8. Michel Daerden, c’est un désastre pour l’image de Liège. Chaque Liégeois a pu s’en rendre compte, la notoriété de M. Daerden a largement franchi les frontières principautaires. Cette notoriété n’est certainement pas due au brio avec lequel il s’acquitte de ses responsabilités, elles découle bien sûr exclusivement de ses performances éthiliques et audiovisuelles. Cette image désastreuse ne manque pas de rejaillir sur la région liégeoise dans son ensemble. Alors que les initiatives heureuses se multiplient à Liège, il suffit qu’un ministre vulgaire et aviné, trop fier de lui de surcroît, se ridiculise en direct à la télévision pour que Liège se voie assimilée à une sorte de réserve naturelle pour politiciens paléolithiques.

9. Michel Daerden, c’est l’incapacité à admettre l’opposition. Avec Daerden, vous êtes soit un ami, soit un ennemi. Dans un cas comme dans l’autre, il n’y aura pas de dialogue. Soit vous vous rangez sous sa bannière et vous aurez le droit de faire une photo avec lui pour afficher sur votre site web. Soit vous êtes son opposant et, dans ce cas, il n’aura de cesse de vous faire tomber. M. Daerden est incapable d’envisager un espace public pluraliste, de concevoir la discussion démocratique comme un échange d’arguments. Il ne connaît que la logique stalinienne du nombre, la loi d’airain de la majorité, dans laquelle il veille bien évidemment à se trouver.

10. Bref, en un mot comme en mille, Michel Daerden, c’est la privatisation de la politique. C’est l’assujettissement de la chose publique à un clan et à ses intérêts, c’est l’instrumentalisation de tout ce qui peut être instrumentalisé au service d’un seul objectif : le pouvoir. M. Daerden ne défend pas un projet de société, il cherche juste à prononcer les mots qui peuvent lui assurer le suffrage des foules. M. Daerden ne se comporte pas comme un mandataire public soucieux de l’intérêt commun, il est un chef de bande.

Il importe dès lors de mettre un terme à ses méfaits.

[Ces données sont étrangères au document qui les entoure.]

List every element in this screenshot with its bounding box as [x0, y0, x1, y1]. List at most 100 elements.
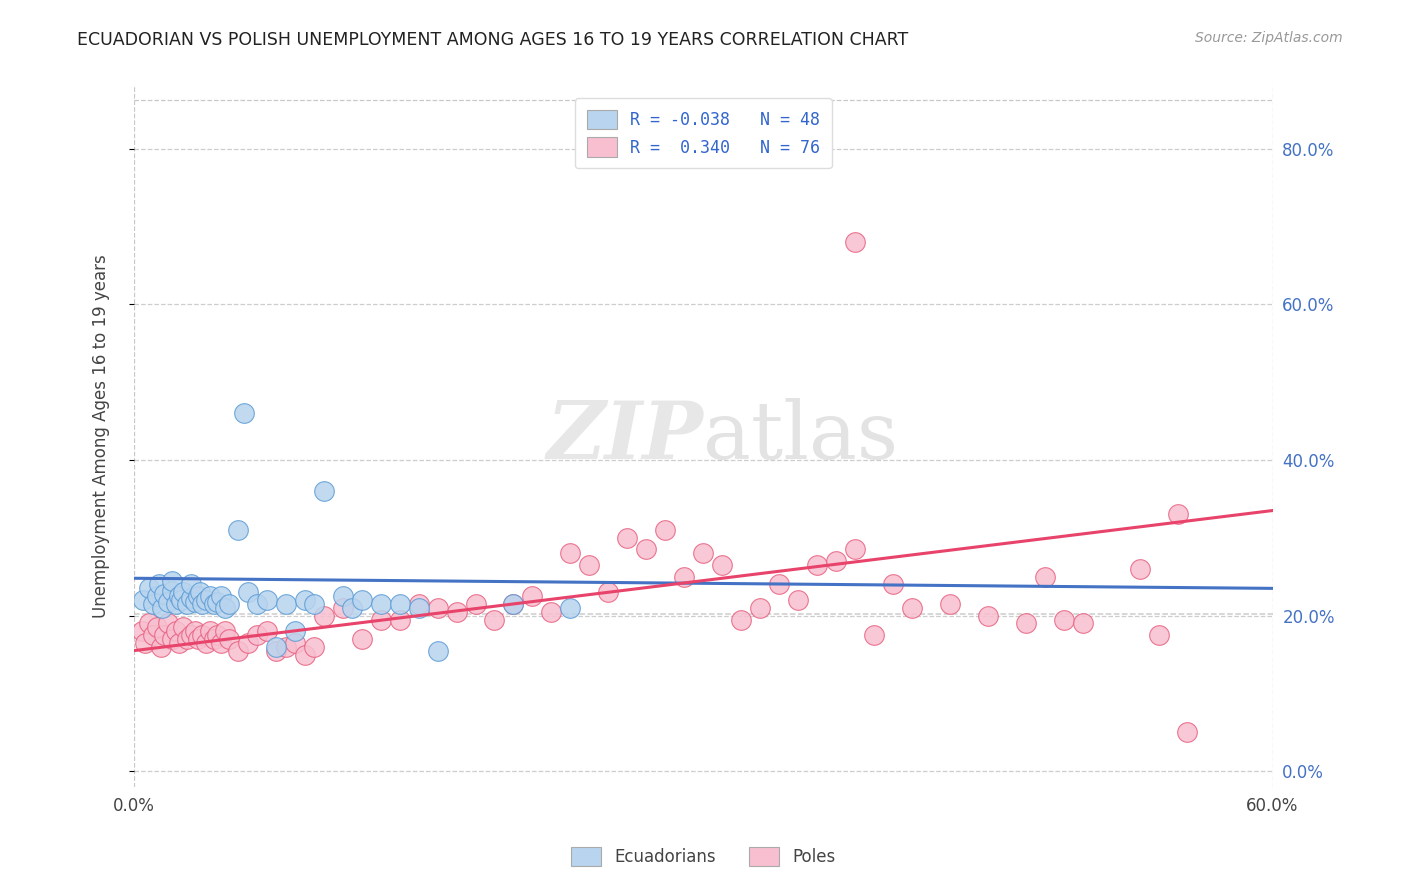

N’allez pas croire que l’illustration de cette page est un montage ou une odieuse mise en scène. Cette photo est tout simplement tirée de la page d’accueil du propre blog du personnage.

Notes

[1Les autres titres de la presse ne disent d’ailleurs pas autre chose.

[2Même si, comme je l’ai signalé récemment, il n’a guère brillé lors du débat organisé par la Ligue des droits de l’homme.

[3La mise en évidence de ces pratiques de nomination demande une très bonne connaissance de la géographie de la galaxie Daerden, il est plus simple de montrer les choses quand c’est la famille qui est impliquée.